Mais les discussions  lors de la COP 21 ont aussi conduit à une prise de conscience nouvelle : cette agriculture, souvent citée pour ses émissions de gaz à effet de serre, en particulier pour  l’élevage ruminant, cette agriculture donc, loin d’être un problème est aussi et sans doute d’abord une solution pour atténuer les effets dudit changement climatique. S’agissant en particulier des céréales, il a ainsi été mis en évidence que l’agriculture agissait comme une gigantesque pompe à carbone,  prélevant le gaz carbonique de l’air, ce principal gaz à effet de serre, pour en produire l’alimentation des hommes. Et plus encore, l’agriculture performante que nous pratiquons, loin d’être une source d’émission, était d’abord une source de stockage de carbone dans les sols.  Ainsi, plus les rendements sont élevés, et ils sont en moyenne élevés dans notre pays,  plus cet effet bénéfique est important. Nul n’avait véritablement conscience de cela.
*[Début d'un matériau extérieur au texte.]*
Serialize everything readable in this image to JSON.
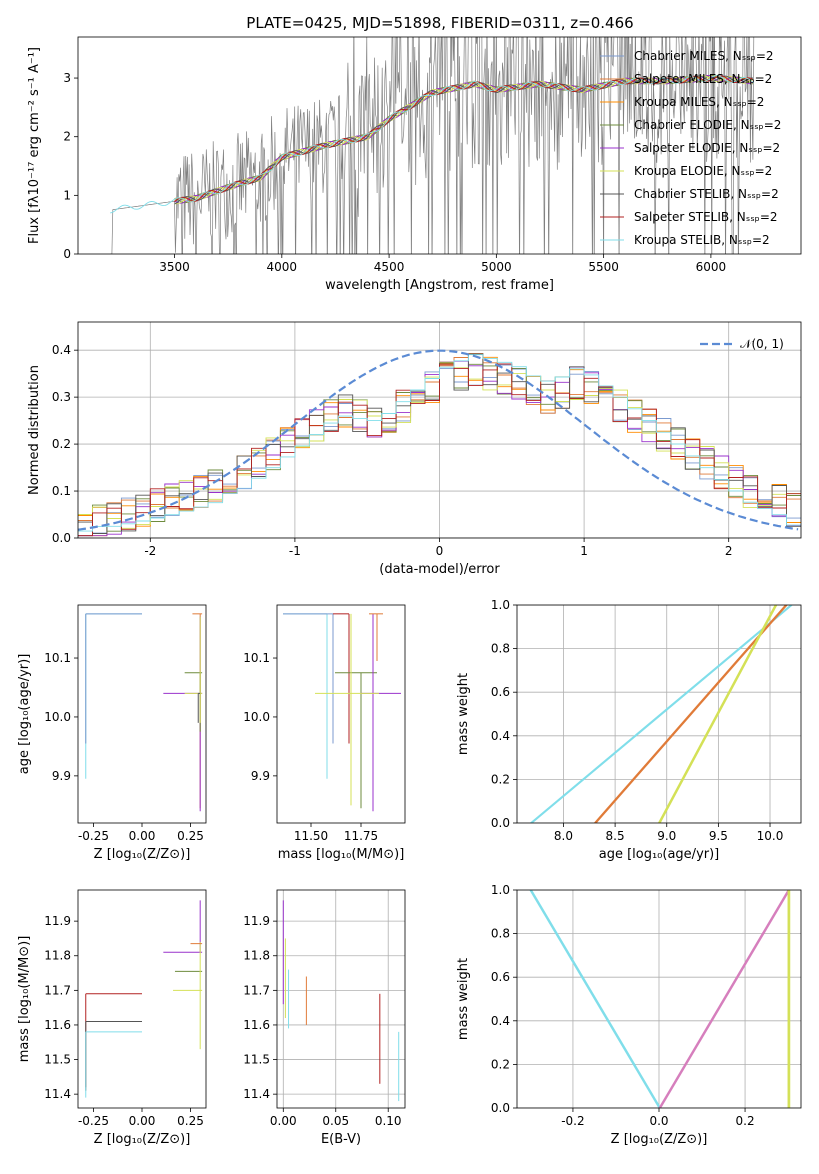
{
  "figure_title": "PLATE=0425, MJD=51898, FIBERID=0311, z=0.466",
  "colors": {
    "series": [
      "#7b9acf",
      "#e07b39",
      "#ff8c00",
      "#6e8b3d",
      "#9932cc",
      "#d4e157",
      "#555555",
      "#b22222",
      "#80deea"
    ],
    "observed": "#808080",
    "gaussian": "#5b8bd4",
    "pink": "#d67fbd"
  },
  "chart_data": [
    {
      "id": "spectrum",
      "type": "line",
      "xlabel": "wavelength [Angstrom, rest frame]",
      "ylabel": "Flux [fλ10⁻¹⁷ erg cm⁻² s⁻¹ A⁻¹]",
      "xlim": [
        3050,
        6420
      ],
      "ylim": [
        0,
        3.7
      ],
      "xticks": [
        "3500",
        "4000",
        "4500",
        "5000",
        "5500",
        "6000"
      ],
      "yticks": [
        "0",
        "1",
        "2",
        "3"
      ],
      "grid": false,
      "legend_position": "top-right",
      "series": [
        {
          "name": "Chabrier MILES, Nₛₛₚ=2",
          "color": "#7b9acf"
        },
        {
          "name": "Salpeter MILES, Nₛₛₚ=2",
          "color": "#e07b39"
        },
        {
          "name": "Kroupa MILES, Nₛₛₚ=2",
          "color": "#ff8c00"
        },
        {
          "name": "Chabrier ELODIE, Nₛₛₚ=2",
          "color": "#6e8b3d"
        },
        {
          "name": "Salpeter ELODIE, Nₛₛₚ=2",
          "color": "#9932cc"
        },
        {
          "name": "Kroupa ELODIE, Nₛₛₚ=2",
          "color": "#d4e157"
        },
        {
          "name": "Chabrier STELIB, Nₛₛₚ=2",
          "color": "#555555"
        },
        {
          "name": "Salpeter STELIB, Nₛₛₚ=2",
          "color": "#b22222"
        },
        {
          "name": "Kroupa STELIB, Nₛₛₚ=2",
          "color": "#80deea"
        }
      ],
      "model_continuum": [
        [
          3200,
          0.75
        ],
        [
          3400,
          0.85
        ],
        [
          3600,
          0.95
        ],
        [
          3800,
          1.2
        ],
        [
          3900,
          1.3
        ],
        [
          4000,
          1.65
        ],
        [
          4200,
          1.85
        ],
        [
          4400,
          2.0
        ],
        [
          4500,
          2.3
        ],
        [
          4700,
          2.75
        ],
        [
          4900,
          2.9
        ],
        [
          5000,
          2.8
        ],
        [
          5200,
          2.9
        ],
        [
          5400,
          2.8
        ],
        [
          5600,
          2.95
        ],
        [
          5800,
          2.95
        ],
        [
          6000,
          3.0
        ],
        [
          6200,
          2.95
        ]
      ]
    },
    {
      "id": "residuals",
      "type": "histogram",
      "xlabel": "(data-model)/error",
      "ylabel": "Normed distribution",
      "xlim": [
        -2.5,
        2.5
      ],
      "ylim": [
        0,
        0.46
      ],
      "xticks": [
        "-2",
        "-1",
        "0",
        "1",
        "2"
      ],
      "yticks": [
        "0.0",
        "0.1",
        "0.2",
        "0.3",
        "0.4"
      ],
      "grid": true,
      "legend_position": "top-right",
      "legend": "𝒩(0, 1)",
      "bin_centers": [
        -2.45,
        -2.35,
        -2.25,
        -2.15,
        -2.05,
        -1.95,
        -1.85,
        -1.75,
        -1.65,
        -1.55,
        -1.45,
        -1.35,
        -1.25,
        -1.15,
        -1.05,
        -0.95,
        -0.85,
        -0.75,
        -0.65,
        -0.55,
        -0.45,
        -0.35,
        -0.25,
        -0.15,
        -0.05,
        0.05,
        0.15,
        0.25,
        0.35,
        0.45,
        0.55,
        0.65,
        0.75,
        0.85,
        0.95,
        1.05,
        1.15,
        1.25,
        1.35,
        1.45,
        1.55,
        1.65,
        1.75,
        1.85,
        1.95,
        2.05,
        2.15,
        2.25,
        2.35,
        2.45
      ],
      "hist_mean": [
        0.02,
        0.035,
        0.04,
        0.05,
        0.06,
        0.07,
        0.08,
        0.09,
        0.1,
        0.11,
        0.13,
        0.14,
        0.16,
        0.18,
        0.2,
        0.22,
        0.24,
        0.26,
        0.27,
        0.26,
        0.25,
        0.26,
        0.28,
        0.3,
        0.32,
        0.34,
        0.35,
        0.36,
        0.35,
        0.34,
        0.33,
        0.31,
        0.3,
        0.31,
        0.33,
        0.32,
        0.3,
        0.28,
        0.26,
        0.24,
        0.22,
        0.2,
        0.18,
        0.16,
        0.14,
        0.12,
        0.1,
        0.09,
        0.08,
        0.06
      ],
      "gaussian": {
        "mu": 0,
        "sigma": 1
      }
    },
    {
      "id": "age_vs_Z",
      "type": "errorbar",
      "xlabel": "Z [log₁₀(Z/Z⊙)]",
      "ylabel": "age  [log₁₀(age/yr)]",
      "xlim": [
        -0.33,
        0.33
      ],
      "ylim": [
        9.82,
        10.19
      ],
      "xticks": [
        "-0.25",
        "0.00",
        "0.25"
      ],
      "yticks": [
        "9.9",
        "10.0",
        "10.1"
      ],
      "grid": false
    },
    {
      "id": "age_vs_mass",
      "type": "errorbar",
      "xlabel": "mass [log₁₀(M/M⊙)]",
      "ylabel": "",
      "xlim": [
        11.33,
        11.97
      ],
      "ylim": [
        9.82,
        10.19
      ],
      "xticks": [
        "11.50",
        "11.75"
      ],
      "yticks": [
        "9.9",
        "10.0",
        "10.1"
      ],
      "grid": false
    },
    {
      "id": "massweight_vs_age",
      "type": "line",
      "xlabel": "age  [log₁₀(age/yr)]",
      "ylabel": "mass weight",
      "xlim": [
        7.55,
        10.3
      ],
      "ylim": [
        0,
        1
      ],
      "xticks": [
        "8.0",
        "8.5",
        "9.0",
        "9.5",
        "10.0"
      ],
      "yticks": [
        "0.0",
        "0.2",
        "0.4",
        "0.6",
        "0.8",
        "1.0"
      ],
      "grid": true,
      "lines": [
        {
          "x": [
            7.68,
            10.2
          ],
          "y": [
            0,
            1
          ],
          "color": "#80deea"
        },
        {
          "x": [
            8.3,
            10.15
          ],
          "y": [
            0,
            1
          ],
          "color": "#e07b39"
        },
        {
          "x": [
            8.92,
            10.05
          ],
          "y": [
            0,
            1
          ],
          "color": "#d4e157"
        }
      ]
    },
    {
      "id": "mass_vs_Z",
      "type": "errorbar",
      "xlabel": "Z [log₁₀(Z/Z⊙)]",
      "ylabel": "mass [log₁₀(M/M⊙)]",
      "xlim": [
        -0.33,
        0.33
      ],
      "ylim": [
        11.36,
        11.99
      ],
      "xticks": [
        "-0.25",
        "0.00",
        "0.25"
      ],
      "yticks": [
        "11.4",
        "11.5",
        "11.6",
        "11.7",
        "11.8",
        "11.9"
      ],
      "grid": false
    },
    {
      "id": "mass_vs_ebv",
      "type": "errorbar",
      "xlabel": "E(B-V)",
      "ylabel": "",
      "xlim": [
        -0.006,
        0.116
      ],
      "ylim": [
        11.36,
        11.99
      ],
      "xticks": [
        "0.00",
        "0.05",
        "0.10"
      ],
      "yticks": [
        "11.4",
        "11.5",
        "11.6",
        "11.7",
        "11.8",
        "11.9"
      ],
      "grid": true
    },
    {
      "id": "massweight_vs_Z",
      "type": "line",
      "xlabel": "Z [log₁₀(Z/Z⊙)]",
      "ylabel": "mass weight",
      "xlim": [
        -0.33,
        0.33
      ],
      "ylim": [
        0,
        1
      ],
      "xticks": [
        "-0.2",
        "0.0",
        "0.2"
      ],
      "yticks": [
        "0.0",
        "0.2",
        "0.4",
        "0.6",
        "0.8",
        "1.0"
      ],
      "grid": true,
      "lines": [
        {
          "x": [
            -0.3,
            0
          ],
          "y": [
            1,
            0
          ],
          "color": "#80deea"
        },
        {
          "x": [
            0,
            0.3
          ],
          "y": [
            0,
            1
          ],
          "color": "#d67fbd"
        },
        {
          "x": [
            0.3,
            0.3
          ],
          "y": [
            0,
            1
          ],
          "color": "#d4e157"
        }
      ]
    }
  ]
}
Il y a là certainement sujets à débats. Mais ce qui est certain, c’est que l’agriculture est bien au cœur d’un enjeu majeur pour les années futures. Par l’influence du climat sur son développement, par sa contribution à la lutte contre le réchauffement climatique, par la solution qu’elle se doit d’apporter au défi alimentaire mondial.

Un livre a été écrit à quatre mains sur ces questions par Sébastien ABIS et Mohamed SADIKI ; il s’intitule du blé par tous les temps et il d’être publié il y a quelques jours. Ces deux regards croisés, posés des deux côtés de la Méditerranée, du Maroc et de la France viennent à point nommé pour éclairer nos débats de ce matin.  

Je nous souhaite donc de fructueuses  discussions et je cède maintenant la place à Hervé MAUREY, Sénateur de l’Eure,  Président de la Commission de l’aménagement du territoire et du développement durable du Sénat.